The complementarity of a diverse range of deep learning features extracted from video content for video recommendation
This paper offers an incremental improvement in video recommendation for streaming services by better handling new item cold-start through the use of diverse deep learning features.
This paper addresses the new item cold-start problem in video recommendation by exploring various deep learning features (visual, audio, motion) extracted from video content. They found that deep learning features outperform hand-crafted features, with audio and action-centric deep learning features being superior to MFCC and iDT. Combining diverse deep learning features with hand-crafted features and textual metadata significantly improved recommendations compared to using only deep learning features.
Following the popularisation of media streaming, a number of video streaming services are continuously buying new video content to mine the potential profit from them. As such, the newly added content has to be handled well to be recommended to suitable users. In this paper, we address the new item cold-start problem by exploring the potential of various deep learning features to provide video recommendations. The deep learning features investigated include features that capture the visual-appearance, audio and motion information from video content.

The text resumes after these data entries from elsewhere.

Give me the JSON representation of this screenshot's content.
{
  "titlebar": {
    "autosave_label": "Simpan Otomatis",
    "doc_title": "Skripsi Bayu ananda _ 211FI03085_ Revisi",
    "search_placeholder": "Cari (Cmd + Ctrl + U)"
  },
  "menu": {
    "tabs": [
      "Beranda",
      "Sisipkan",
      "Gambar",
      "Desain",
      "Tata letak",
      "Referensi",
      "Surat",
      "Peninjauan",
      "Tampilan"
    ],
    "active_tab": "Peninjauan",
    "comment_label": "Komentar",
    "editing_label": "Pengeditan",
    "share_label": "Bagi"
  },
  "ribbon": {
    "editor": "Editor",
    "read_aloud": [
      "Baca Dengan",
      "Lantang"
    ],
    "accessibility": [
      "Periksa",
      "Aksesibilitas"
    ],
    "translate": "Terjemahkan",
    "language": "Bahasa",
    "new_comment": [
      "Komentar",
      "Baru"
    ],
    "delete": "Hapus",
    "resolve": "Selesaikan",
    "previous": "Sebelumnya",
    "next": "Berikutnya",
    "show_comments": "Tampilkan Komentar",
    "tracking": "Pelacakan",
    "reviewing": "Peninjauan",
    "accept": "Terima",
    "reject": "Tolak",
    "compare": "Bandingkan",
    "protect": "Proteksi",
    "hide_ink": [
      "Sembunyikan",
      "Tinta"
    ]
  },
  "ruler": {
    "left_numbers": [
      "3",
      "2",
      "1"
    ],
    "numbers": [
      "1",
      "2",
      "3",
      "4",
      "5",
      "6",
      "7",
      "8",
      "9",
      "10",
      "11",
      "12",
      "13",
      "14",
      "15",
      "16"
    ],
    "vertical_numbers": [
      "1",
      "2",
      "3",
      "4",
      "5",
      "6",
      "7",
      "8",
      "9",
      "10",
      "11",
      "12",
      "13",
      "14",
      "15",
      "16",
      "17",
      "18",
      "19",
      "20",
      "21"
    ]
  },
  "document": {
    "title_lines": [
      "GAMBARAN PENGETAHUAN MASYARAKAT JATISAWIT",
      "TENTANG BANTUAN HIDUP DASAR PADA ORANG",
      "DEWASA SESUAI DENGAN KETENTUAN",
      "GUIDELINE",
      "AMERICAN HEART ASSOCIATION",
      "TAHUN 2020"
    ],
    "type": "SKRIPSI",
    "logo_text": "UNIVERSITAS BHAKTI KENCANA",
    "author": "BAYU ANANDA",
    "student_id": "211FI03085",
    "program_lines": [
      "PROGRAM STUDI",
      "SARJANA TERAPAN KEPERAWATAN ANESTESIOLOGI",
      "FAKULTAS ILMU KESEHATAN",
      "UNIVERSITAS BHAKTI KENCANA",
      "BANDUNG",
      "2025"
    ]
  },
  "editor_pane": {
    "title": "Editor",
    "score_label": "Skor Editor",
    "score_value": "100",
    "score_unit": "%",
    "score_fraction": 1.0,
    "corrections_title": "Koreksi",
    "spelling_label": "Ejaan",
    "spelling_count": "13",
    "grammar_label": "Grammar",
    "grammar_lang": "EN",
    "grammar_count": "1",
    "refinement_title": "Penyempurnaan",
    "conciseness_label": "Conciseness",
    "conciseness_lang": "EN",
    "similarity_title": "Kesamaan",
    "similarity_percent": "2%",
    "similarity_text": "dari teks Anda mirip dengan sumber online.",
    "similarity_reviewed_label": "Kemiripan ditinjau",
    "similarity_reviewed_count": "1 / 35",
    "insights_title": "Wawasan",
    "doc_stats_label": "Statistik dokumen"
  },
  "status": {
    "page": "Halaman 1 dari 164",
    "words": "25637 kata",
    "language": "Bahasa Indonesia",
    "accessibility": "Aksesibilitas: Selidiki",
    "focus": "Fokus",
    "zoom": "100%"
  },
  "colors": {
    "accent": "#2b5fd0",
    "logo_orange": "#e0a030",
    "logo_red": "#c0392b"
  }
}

We also explore different fusion methods to evaluate how well these feature modalities can be combined to fully exploit the complementary information captured by them. Experiments on a real-world video dataset for movie recommendations show that deep learning features outperform hand-crafted features. In particular, recommendations generated with deep learning audio features and action-centric deep learning features are superior to MFCC and state-of-the-art iDT features. In addition, the combination of various deep learning features with hand-crafted features and textual metadata yields significant improvement in recommendations compared to combining only the former.